Najnowsza publikacja tureckiej pisarki, mimo fascynującej warstwy fabularnej, nie należy jednak do najlepszych w jej dorobku. Bardzo dobre „współczesne” fragmenty silnie kontrastują z gorszymi, nieco naiwnymi fragmentami „trzynastowiecznymi”, które miejscami ocierają się wręcz o banał. Nie zachwyca również zakończenie. Nieprzekonujące i naiwne. Niepotrzebna rozrzutność słów.
„Czterdzieści zasad miłości” to proza jak bakława. Mocno osadzona w kulturze tureckiej, „słodka” i uzależniająca zarazem. Proza, po którą, mimo kilku słabszych momentów sięga się z nieukrywaną przyjemnością. Shafak to współczesna Szeherezada, na której kolejne opowieści czeka się z kalendarzem w ręku. Dlatego, mimo wszystko, warto.
***
Za książkę dziękuję Wydawnictwu Literackiemu
A mnie zastanawia zmiana (choć również poprawna) w pisowni nazwiska autorki.
Przede mną jak wynika z recenzji czytelników chyba lepsza książka w dorobku autorki, "Bękart ze Stambułu"
Kinga –
a ja taka ciepa i nie zauważyłam totalnie tej zmiany nazwiska. Być może podyktowane to zostało ekspansją na rynek europejski – amerykański?! Muszę poszukać informacji.

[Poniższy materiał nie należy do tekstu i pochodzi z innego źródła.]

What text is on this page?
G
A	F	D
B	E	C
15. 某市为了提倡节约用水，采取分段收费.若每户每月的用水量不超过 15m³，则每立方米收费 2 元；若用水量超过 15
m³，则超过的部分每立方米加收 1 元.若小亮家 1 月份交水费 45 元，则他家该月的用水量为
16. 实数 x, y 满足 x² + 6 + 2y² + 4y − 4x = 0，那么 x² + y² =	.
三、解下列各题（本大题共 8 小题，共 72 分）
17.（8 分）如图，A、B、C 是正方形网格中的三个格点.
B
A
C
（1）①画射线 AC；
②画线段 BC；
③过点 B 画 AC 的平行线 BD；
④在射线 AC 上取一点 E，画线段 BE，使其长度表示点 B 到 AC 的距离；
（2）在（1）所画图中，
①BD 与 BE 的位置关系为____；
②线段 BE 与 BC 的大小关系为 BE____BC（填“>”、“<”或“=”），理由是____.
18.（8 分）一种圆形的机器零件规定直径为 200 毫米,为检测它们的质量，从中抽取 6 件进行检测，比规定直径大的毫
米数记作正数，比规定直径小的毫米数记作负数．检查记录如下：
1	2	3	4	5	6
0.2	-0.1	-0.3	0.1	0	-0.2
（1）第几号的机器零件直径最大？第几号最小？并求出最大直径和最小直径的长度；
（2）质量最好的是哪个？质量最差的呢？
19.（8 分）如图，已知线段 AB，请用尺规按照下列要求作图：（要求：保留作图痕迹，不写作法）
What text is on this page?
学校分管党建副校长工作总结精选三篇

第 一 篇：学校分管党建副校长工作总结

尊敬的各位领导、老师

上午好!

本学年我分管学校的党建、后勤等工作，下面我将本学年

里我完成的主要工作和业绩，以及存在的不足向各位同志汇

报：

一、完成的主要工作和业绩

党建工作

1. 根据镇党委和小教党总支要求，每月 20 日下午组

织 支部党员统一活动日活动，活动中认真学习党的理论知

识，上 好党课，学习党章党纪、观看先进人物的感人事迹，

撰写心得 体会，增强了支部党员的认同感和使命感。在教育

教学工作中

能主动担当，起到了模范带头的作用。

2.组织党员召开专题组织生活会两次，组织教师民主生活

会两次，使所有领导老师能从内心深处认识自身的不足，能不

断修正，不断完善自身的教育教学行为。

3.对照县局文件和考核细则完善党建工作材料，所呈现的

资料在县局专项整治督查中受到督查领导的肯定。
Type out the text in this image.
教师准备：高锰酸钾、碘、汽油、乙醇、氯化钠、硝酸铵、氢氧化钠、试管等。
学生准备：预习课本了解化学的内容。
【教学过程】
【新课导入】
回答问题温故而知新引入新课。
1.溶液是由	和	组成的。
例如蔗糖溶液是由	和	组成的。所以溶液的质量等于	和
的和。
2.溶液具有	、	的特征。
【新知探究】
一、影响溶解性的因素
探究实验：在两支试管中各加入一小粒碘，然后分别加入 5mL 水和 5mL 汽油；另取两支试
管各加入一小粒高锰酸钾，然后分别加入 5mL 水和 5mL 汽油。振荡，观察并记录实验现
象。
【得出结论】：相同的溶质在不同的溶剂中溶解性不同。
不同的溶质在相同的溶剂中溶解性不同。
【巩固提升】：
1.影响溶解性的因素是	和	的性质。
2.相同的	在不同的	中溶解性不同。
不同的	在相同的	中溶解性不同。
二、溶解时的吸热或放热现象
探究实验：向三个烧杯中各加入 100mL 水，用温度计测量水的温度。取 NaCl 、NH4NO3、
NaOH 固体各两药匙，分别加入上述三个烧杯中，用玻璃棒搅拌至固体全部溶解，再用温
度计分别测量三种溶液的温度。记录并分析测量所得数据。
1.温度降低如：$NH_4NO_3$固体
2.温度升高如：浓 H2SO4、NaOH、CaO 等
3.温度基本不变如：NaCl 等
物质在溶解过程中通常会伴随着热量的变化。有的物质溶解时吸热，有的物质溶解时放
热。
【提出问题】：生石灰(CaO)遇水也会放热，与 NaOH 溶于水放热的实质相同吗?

a czytałam "Bękarta…" – świetna rzecz 🙂
Serdeczności wiele 🙂
Nazwisko autorki brzmi: Şafak, a jego pisownia bez użycia alfabetu tureckiego to właśnie: Shafak.
Wolę oryginalną wersję, lecz wydawca chyba ma inne zdanie 🙂
Claudette –
dziękuję :)a ja taka gapa jestem ;)Ja chyba jestem też zwolenniczką oryginalnej pisowni.
wiele serdeczności 🙂
Zgadzam się z Tobą, Shafak to wyjątkowa pisarka. Mam za sobą "Czarne mleko", po którym zostałam całkowicie zalana wielkim uczuciem do niej, które trwa i nieustannie rośnie. Tę najnowszą powieść też mam zamiar nabyć 🙂 Pozdrawiam serdecznie!
Ines –
świetne jest "Czarne mleko" czytałam w czasie ciąży i to była chyba najbardziej odpowiednia lektura w tym okresie :)A w sumie to polecam wszystkie jej książki 🙂
wiele serdeczności 🙂
Domi – przepraszam, przez przypadek usunęłam twój komentarz, ale na szczęście został mi jeszcze na mailu 🙂
Domi – Dawno nie pamiętam, żeby jakakolwiek książka wzbudzała we mnie takie emocje jak ta właśnie. Obiecałam sobie,że po zaliczonej sesji kupię ją jako nagrodę, ale sesję mam w plecy, więc już zapisałam się na tę książkę do biblioteki, mam nadzieję, że panie nie zapomną o swoim wiernym czytelniku i odłożą ją dla mnie jak wróci 😀
Domi – a nagroda pocieszenia też się należy 🙂 Koniecznie! A nawet bardziej, a nawet bardziej 🙂 Wiele serdeczności i trzymam kciuki 🙂
A ja się zabieram, zabieram, i jakoś dotrzeć do tej autorki nie mogę. Ale chętnie zobaczę, na co czekasz z kalendarzem w ręku 🙂
Książkozaur –
na każdą kolejna jej pozycje 🙂
przyzwoite pisarstwo, nie wybitne, ale dobre 🙂
Serdeczności 🙂
hmmm…właśnie się zastanawiam, czy zacząć przygodę z tą autorką od tej książki, skoro piszesz,że w jej dorobku są lepsze…od czego najlepiej zacząć? bo mi się wydaje, że to baardzo moje klimaty 🙂
Mag –
Myślę, że od "Bękarta ze Stambułu" 🙂 Bardzo zacna pozycja. Można się zakochać 🙂
Serdeczności 🙂
A właśnie mi przyszły te zasady miłości. A zaryzykuję 🙂
Mag –
trzymam kciuki 🙂
Mam jedną jej książkę na półce, drugą w polskiej bibliotece i tak sobie myślałam – kiedy sięgnąć? Probwałam wyczuć moment, bo ostatnio były takie głosy, że jednak nie jest tak dobra, jak wszyscy myślą. Nie chciałam zaczynać przygody z jej powieściami z takim nastawieniem.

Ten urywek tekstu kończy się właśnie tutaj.